所以,她即在未畢業時,也常與他一同到展覽會或是音樂會去,不消說,這種時候,大抵是她妹妹照子也同伴的。三人在去時和歸時,很自由地一路談笑,不過照子有時卻被置在談話的圈外。照子盡小孩似的張望著店窗裡的洋傘或是絹披肩,自顧自走,對於自己被閒卻的事,似乎也不感到什麼不平。可是信子一覺到這,必立把話頭轉換,依舊和妹攀談。說雖如此,而忘記照子的,常就是信子自己。俊吉似乎什麼都不在意,總是吐放著伶俐的滑稽語,在熙熙攘攘的人群中,跨大了步慢慢地走。
信子與其表兄的交誼,無論在誰的眼裡,都會預想到將來二人的結婚。同窗們對於她的未來,原是羨而且妒,而不認識俊吉的尤甚(這原不可謂不是滑稽)。信子在一方雖打消她們的推測,而在他方有時卻故意裝出真有其事的樣子來。所以同窗們在未畢業時,早已把她和俊吉的樣子,像新郎新婦的照相一樣,各在腦子裡合做一處明明白白地印著了。
不料,畢業以後,信子竟違反了她們的預期,突然和新近在大阪某商業會社服務的一個高商出身的青年結婚,並且結婚式後只二三日,就和新夫同到服務所在的大阪去了。據那時到中央車站送行的人說,信子仍和平常時候一樣,現了愉快的微笑,把容易流淚的妹妹照子多方勸慰著哩。
同窗們都怪異了。這怪異的心裡,卻雜著高興的感情,和與從前全然意味不同的妒意。有的信賴她,把一切歸責於她母親的意志。有的懷疑她,說她突變了心。可是,她們自己也知道,這種解釋到底不過是想象罷了。她為什麼不和俊吉結婚?在這以後的若干期間,她們一有機會,必把這疑問當作大問題來談論。過了兩個月光景,她們全然把信子忘了,不消說,連她所要作的長篇小說的話頭也忘了。

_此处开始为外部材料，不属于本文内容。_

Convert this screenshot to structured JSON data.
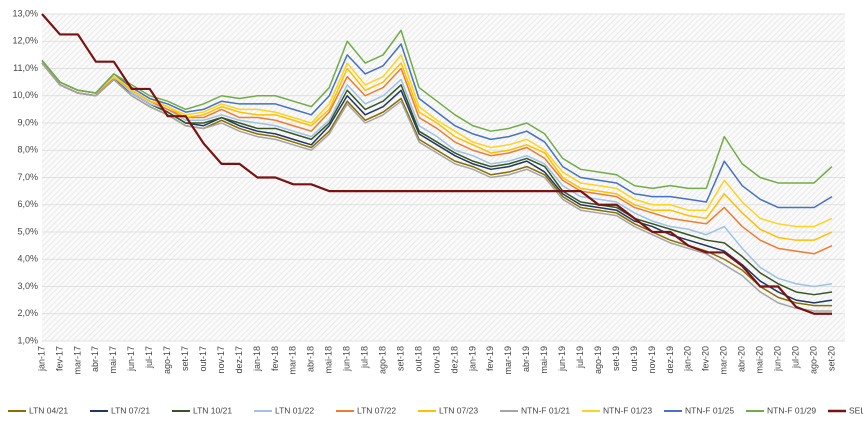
{
  "chart_data": {
    "type": "line",
    "categories": [
      "jan-17",
      "fev-17",
      "mar-17",
      "abr-17",
      "mai-17",
      "jun-17",
      "jul-17",
      "ago-17",
      "set-17",
      "out-17",
      "nov-17",
      "dez-17",
      "jan-18",
      "fev-18",
      "mar-18",
      "abr-18",
      "mai-18",
      "jun-18",
      "jul-18",
      "ago-18",
      "set-18",
      "out-18",
      "nov-18",
      "dez-18",
      "jan-19",
      "fev-19",
      "mar-19",
      "abr-19",
      "mai-19",
      "jun-19",
      "jul-19",
      "ago-19",
      "set-19",
      "out-19",
      "nov-19",
      "dez-19",
      "jan-20",
      "fev-20",
      "mar-20",
      "abr-20",
      "mai-20",
      "jun-20",
      "jul-20",
      "ago-20",
      "set-20"
    ],
    "ylim": [
      1,
      13
    ],
    "yticks": [
      {
        "value": 1,
        "label": "1,0%"
      },
      {
        "value": 2,
        "label": "2,0%"
      },
      {
        "value": 3,
        "label": "3,0%"
      },
      {
        "value": 4,
        "label": "4,0%"
      },
      {
        "value": 5,
        "label": "5,0%"
      },
      {
        "value": 6,
        "label": "6,0%"
      },
      {
        "value": 7,
        "label": "7,0%"
      },
      {
        "value": 8,
        "label": "8,0%"
      },
      {
        "value": 9,
        "label": "9,0%"
      },
      {
        "value": 10,
        "label": "10,0%"
      },
      {
        "value": 11,
        "label": "11,0%"
      },
      {
        "value": 12,
        "label": "12,0%"
      },
      {
        "value": 13,
        "label": "13,0%"
      }
    ],
    "grid": true,
    "legend": "bottom",
    "series": [
      {
        "name": "LTN 04/21",
        "color": "#8c6d00",
        "values": [
          11.2,
          10.4,
          10.1,
          10.0,
          10.6,
          10.0,
          9.6,
          9.3,
          8.9,
          8.8,
          9.1,
          8.8,
          8.6,
          8.5,
          8.3,
          8.1,
          8.7,
          9.8,
          9.1,
          9.4,
          9.9,
          8.4,
          8.0,
          7.6,
          7.4,
          7.1,
          7.2,
          7.4,
          7.1,
          6.3,
          5.9,
          5.8,
          5.7,
          5.3,
          5.0,
          4.7,
          4.5,
          4.3,
          4.0,
          3.6,
          3.0,
          2.6,
          2.4,
          2.3,
          2.3
        ]
      },
      {
        "name": "LTN 07/21",
        "color": "#1f3864",
        "values": [
          11.2,
          10.4,
          10.1,
          10.0,
          10.6,
          10.1,
          9.7,
          9.4,
          9.0,
          8.9,
          9.2,
          8.9,
          8.7,
          8.6,
          8.4,
          8.2,
          8.9,
          10.0,
          9.3,
          9.6,
          10.2,
          8.6,
          8.2,
          7.8,
          7.5,
          7.3,
          7.4,
          7.6,
          7.2,
          6.4,
          6.0,
          5.9,
          5.8,
          5.4,
          5.2,
          4.9,
          4.7,
          4.5,
          4.3,
          3.8,
          3.2,
          2.8,
          2.5,
          2.4,
          2.5
        ]
      },
      {
        "name": "LTN 10/21",
        "color": "#375623",
        "values": [
          11.2,
          10.4,
          10.1,
          10.0,
          10.6,
          10.1,
          9.7,
          9.4,
          9.0,
          9.0,
          9.2,
          9.0,
          8.8,
          8.8,
          8.6,
          8.4,
          9.0,
          10.2,
          9.5,
          9.8,
          10.4,
          8.7,
          8.3,
          7.9,
          7.6,
          7.4,
          7.5,
          7.7,
          7.4,
          6.5,
          6.1,
          6.0,
          5.9,
          5.5,
          5.3,
          5.1,
          4.9,
          4.7,
          4.6,
          4.1,
          3.5,
          3.1,
          2.8,
          2.7,
          2.8
        ]
      },
      {
        "name": "LTN 01/22",
        "color": "#9dc3e6",
        "values": [
          11.2,
          10.4,
          10.1,
          10.0,
          10.7,
          10.1,
          9.7,
          9.5,
          9.1,
          9.1,
          9.3,
          9.1,
          9.0,
          8.9,
          8.7,
          8.5,
          9.1,
          10.4,
          9.7,
          10.0,
          10.6,
          8.9,
          8.5,
          8.0,
          7.8,
          7.5,
          7.6,
          7.8,
          7.5,
          6.7,
          6.3,
          6.2,
          6.1,
          5.7,
          5.4,
          5.2,
          5.1,
          4.9,
          5.2,
          4.4,
          3.7,
          3.3,
          3.1,
          3.0,
          3.1
        ]
      },
      {
        "name": "LTN 07/22",
        "color": "#ed7d31",
        "values": [
          11.2,
          10.4,
          10.1,
          10.0,
          10.7,
          10.2,
          9.8,
          9.5,
          9.2,
          9.2,
          9.5,
          9.2,
          9.2,
          9.1,
          8.9,
          8.7,
          9.4,
          10.7,
          10.0,
          10.3,
          11.0,
          9.2,
          8.8,
          8.3,
          8.0,
          7.8,
          7.9,
          8.1,
          7.7,
          6.9,
          6.5,
          6.4,
          6.3,
          5.9,
          5.7,
          5.5,
          5.4,
          5.3,
          5.9,
          5.2,
          4.7,
          4.4,
          4.3,
          4.2,
          4.5
        ]
      },
      {
        "name": "LTN 07/23",
        "color": "#ffc000",
        "values": [
          11.3,
          10.5,
          10.2,
          10.1,
          10.7,
          10.2,
          9.8,
          9.6,
          9.2,
          9.3,
          9.6,
          9.4,
          9.3,
          9.3,
          9.1,
          8.9,
          9.5,
          11.0,
          10.2,
          10.5,
          11.2,
          9.4,
          9.0,
          8.5,
          8.2,
          7.9,
          8.0,
          8.2,
          7.9,
          7.0,
          6.6,
          6.5,
          6.4,
          6.0,
          5.8,
          5.8,
          5.6,
          5.5,
          6.4,
          5.7,
          5.1,
          4.8,
          4.7,
          4.7,
          5.0
        ]
      },
      {
        "name": "NTN-F 01/21",
        "color": "#a5a5a5",
        "values": [
          11.2,
          10.4,
          10.1,
          10.0,
          10.6,
          10.0,
          9.6,
          9.3,
          8.9,
          8.8,
          9.0,
          8.7,
          8.5,
          8.4,
          8.2,
          8.0,
          8.6,
          9.7,
          9.0,
          9.3,
          9.8,
          8.3,
          7.9,
          7.5,
          7.3,
          7.0,
          7.1,
          7.3,
          7.0,
          6.2,
          5.8,
          5.7,
          5.6,
          5.2,
          4.9,
          4.6,
          4.4,
          4.2,
          3.8,
          3.4,
          2.8,
          2.4,
          2.2,
          2.1,
          2.1
        ]
      },
      {
        "name": "NTN-F 01/23",
        "color": "#ffd320",
        "values": [
          11.3,
          10.5,
          10.2,
          10.1,
          10.7,
          10.3,
          9.9,
          9.6,
          9.3,
          9.4,
          9.7,
          9.5,
          9.5,
          9.4,
          9.2,
          9.0,
          9.7,
          11.2,
          10.4,
          10.7,
          11.5,
          9.6,
          9.1,
          8.7,
          8.3,
          8.1,
          8.2,
          8.4,
          8.0,
          7.2,
          6.8,
          6.7,
          6.6,
          6.2,
          6.0,
          6.0,
          5.8,
          5.8,
          6.9,
          6.1,
          5.5,
          5.3,
          5.2,
          5.2,
          5.5
        ]
      },
      {
        "name": "NTN-F 01/25",
        "color": "#4472c4",
        "values": [
          11.3,
          10.5,
          10.2,
          10.1,
          10.8,
          10.3,
          9.9,
          9.7,
          9.4,
          9.5,
          9.8,
          9.7,
          9.7,
          9.7,
          9.5,
          9.3,
          10.0,
          11.5,
          10.8,
          11.1,
          11.9,
          9.9,
          9.4,
          8.9,
          8.6,
          8.4,
          8.5,
          8.7,
          8.3,
          7.4,
          7.0,
          6.9,
          6.8,
          6.4,
          6.3,
          6.3,
          6.2,
          6.1,
          7.6,
          6.7,
          6.2,
          5.9,
          5.9,
          5.9,
          6.3
        ]
      },
      {
        "name": "NTN-F 01/29",
        "color": "#70ad47",
        "values": [
          11.3,
          10.5,
          10.2,
          10.1,
          10.8,
          10.4,
          10.0,
          9.8,
          9.5,
          9.7,
          10.0,
          9.9,
          10.0,
          10.0,
          9.8,
          9.6,
          10.3,
          12.0,
          11.2,
          11.5,
          12.4,
          10.3,
          9.8,
          9.3,
          8.9,
          8.7,
          8.8,
          9.0,
          8.6,
          7.7,
          7.3,
          7.2,
          7.1,
          6.7,
          6.6,
          6.7,
          6.6,
          6.6,
          8.5,
          7.5,
          7.0,
          6.8,
          6.8,
          6.8,
          7.4
        ]
      },
      {
        "name": "SELIC",
        "color": "#7b1212",
        "values": [
          13.0,
          12.25,
          12.25,
          11.25,
          11.25,
          10.25,
          10.25,
          9.25,
          9.25,
          8.25,
          7.5,
          7.5,
          7.0,
          7.0,
          6.75,
          6.75,
          6.5,
          6.5,
          6.5,
          6.5,
          6.5,
          6.5,
          6.5,
          6.5,
          6.5,
          6.5,
          6.5,
          6.5,
          6.5,
          6.5,
          6.5,
          6.0,
          6.0,
          5.5,
          5.0,
          5.0,
          4.5,
          4.25,
          4.25,
          3.75,
          3.0,
          3.0,
          2.25,
          2.0,
          2.0
        ]
      }
    ]
  }
}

信子在這當兒,已在大阪郊外作了幸福的新家庭。她們住的地方,即在附近一帶,也算是最閒靜的松林裡。松脂的香與日光——這兩種東西常於丈夫不在時,在新租的樓屋中,管領著潑辣的沉默。信子在這樣的午後,每當無端地感到氣鬱時,必開了藏縫紉器具的小籙抽屜,從底裡翻出那疊著的桃色紙的信箋來看。信箋上用鋼筆細細地寫著這樣的話:
「——一想到可與姊姊同在一處者只是今日,即在寫這信時,眼淚也不絕地迸出。姊姊,請寬恕我!照子在姊姊的可憐的犧牲之前,不知要怎樣說才好!
「姊姊為了我的緣故,就把這次的婚事決定了。姊姊雖說不是如此,但我是明明知道的。那次,一同到帝國劇場去的晚上,姊姊問我愛俊哥嗎?又說如果是愛的,那麼姊姊必替你盡力,你可到俊哥那裡去。大概,那時姊姊已看到了我想寄給俊哥的信了罷。在那封信失去的時候,我真恨過姊姊(請原恕,只這一事,我也不知怎樣地對不起你),所以那晚姊姊的親切的言語,在我反以為是譏誚,我動了氣不曾作像答覆的答覆,這情形不消說你也不至於忘記的。過了二三日,姊姊的婚事突然決定了,我那時甚至於想死了來向姊姊謝罪哩。姊姊原也是愛俊哥的(請勿隱瞞,我是很知道的啊),如果沒有顧算到我自己必已嫁了俊哥了。可是,姊姊卻屢次反覆地向我說不曾想著俊哥,後來終於和向不相識的人草草地結婚了。我的好姊姊!我今日抱了雞來,說‘向要到大阪去的姊姊行禮’。你記得嗎?我是,想叫了所養的雞,也同來向姊姊謝罪的。那麼一來,弄得什麼都不曾知道的母親也哭了哩。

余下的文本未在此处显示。